Should a variable be a function parameter or part of an options object? If you have a multi-tiered configuration, can you set defaults on a class but override them on a particular invocation? Do you want to be descriptive (messageHistory
) or evocative ( semanticRecall
)?
Left to their own devices even great engineers tend to ship overly verbose API names (eg injectVectorHistorySearch
), create overly large options dictionaries, and overload methods in unintuitive ways.
Your framework starts feeling heavyweight.
Does this matter? Yes, it absolutely matters.
I was the cofounder of Gatsby, and we had way too many APIs. Meanwhile, Vercel and Next.js figured out how to ship minimal, evocative powerful APIs. This was a top 3 reason Next.js won.
The struggle for me and Kyle Mathews (my Gatsby cofounder) was to articulate our taste around APIs in a way that was legible to others, as well as meaningfully review APIs others proposed.
And that was incredibly difficult....until AI.
Now, I can describe the parameters of an API problem to Claude -- on web or in Windsurf locally -- and ask it for help. It can access all the underlying code. It will propose five or six plausible approaches. Usually one or two of them stand out, and then you can chat and iterate and improve them.
Even better, I can do this collaboratively on a screenshare with an engineer, so they can themselves learn the process and begin to develop better taste for APIs in conjunction with Claude.
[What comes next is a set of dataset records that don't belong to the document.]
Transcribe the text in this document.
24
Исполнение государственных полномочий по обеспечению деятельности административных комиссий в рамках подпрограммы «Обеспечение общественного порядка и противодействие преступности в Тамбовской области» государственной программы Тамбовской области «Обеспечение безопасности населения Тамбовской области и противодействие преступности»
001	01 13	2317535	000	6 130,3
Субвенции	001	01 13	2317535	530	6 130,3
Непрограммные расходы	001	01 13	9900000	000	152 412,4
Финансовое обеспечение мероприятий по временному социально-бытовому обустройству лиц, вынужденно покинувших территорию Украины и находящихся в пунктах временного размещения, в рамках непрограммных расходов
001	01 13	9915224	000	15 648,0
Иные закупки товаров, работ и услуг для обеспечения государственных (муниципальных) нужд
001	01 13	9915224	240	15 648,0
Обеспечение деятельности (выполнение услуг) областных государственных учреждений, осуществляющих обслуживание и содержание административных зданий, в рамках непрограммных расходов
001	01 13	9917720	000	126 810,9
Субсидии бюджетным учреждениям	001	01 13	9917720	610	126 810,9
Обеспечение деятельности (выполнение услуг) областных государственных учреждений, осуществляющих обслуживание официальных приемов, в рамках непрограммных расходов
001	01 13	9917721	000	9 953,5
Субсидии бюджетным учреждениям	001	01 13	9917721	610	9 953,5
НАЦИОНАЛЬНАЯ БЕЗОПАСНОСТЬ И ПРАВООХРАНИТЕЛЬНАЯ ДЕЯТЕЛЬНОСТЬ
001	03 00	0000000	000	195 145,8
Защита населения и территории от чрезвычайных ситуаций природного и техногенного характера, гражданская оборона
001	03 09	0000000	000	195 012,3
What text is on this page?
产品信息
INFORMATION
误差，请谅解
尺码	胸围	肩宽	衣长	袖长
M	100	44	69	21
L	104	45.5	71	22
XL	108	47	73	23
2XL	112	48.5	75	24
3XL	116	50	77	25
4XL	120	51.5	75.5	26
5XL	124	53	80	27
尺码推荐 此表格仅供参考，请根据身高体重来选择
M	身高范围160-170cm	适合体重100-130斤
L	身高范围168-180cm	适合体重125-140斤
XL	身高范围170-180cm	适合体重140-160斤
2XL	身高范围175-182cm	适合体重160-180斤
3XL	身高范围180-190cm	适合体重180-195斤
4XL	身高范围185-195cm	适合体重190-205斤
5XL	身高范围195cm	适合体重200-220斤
As an example, our workflow graph API has three main methods, .step()
for branching, .then()
for chaining, and .after()
for merging.
myWorkflow
.step(stepOne)
.then(stepTwo)
.after(stepOne)
.step(stepThree)
.then(stepFour)
.after([stepTwo, stepFour])
.step(stepFive)
.commit()
An example Mastra workflow. See our workflow blog post.
Every time we show it to a developer building with AIs, they immediately nod along. The control flow is apparent and intuitive.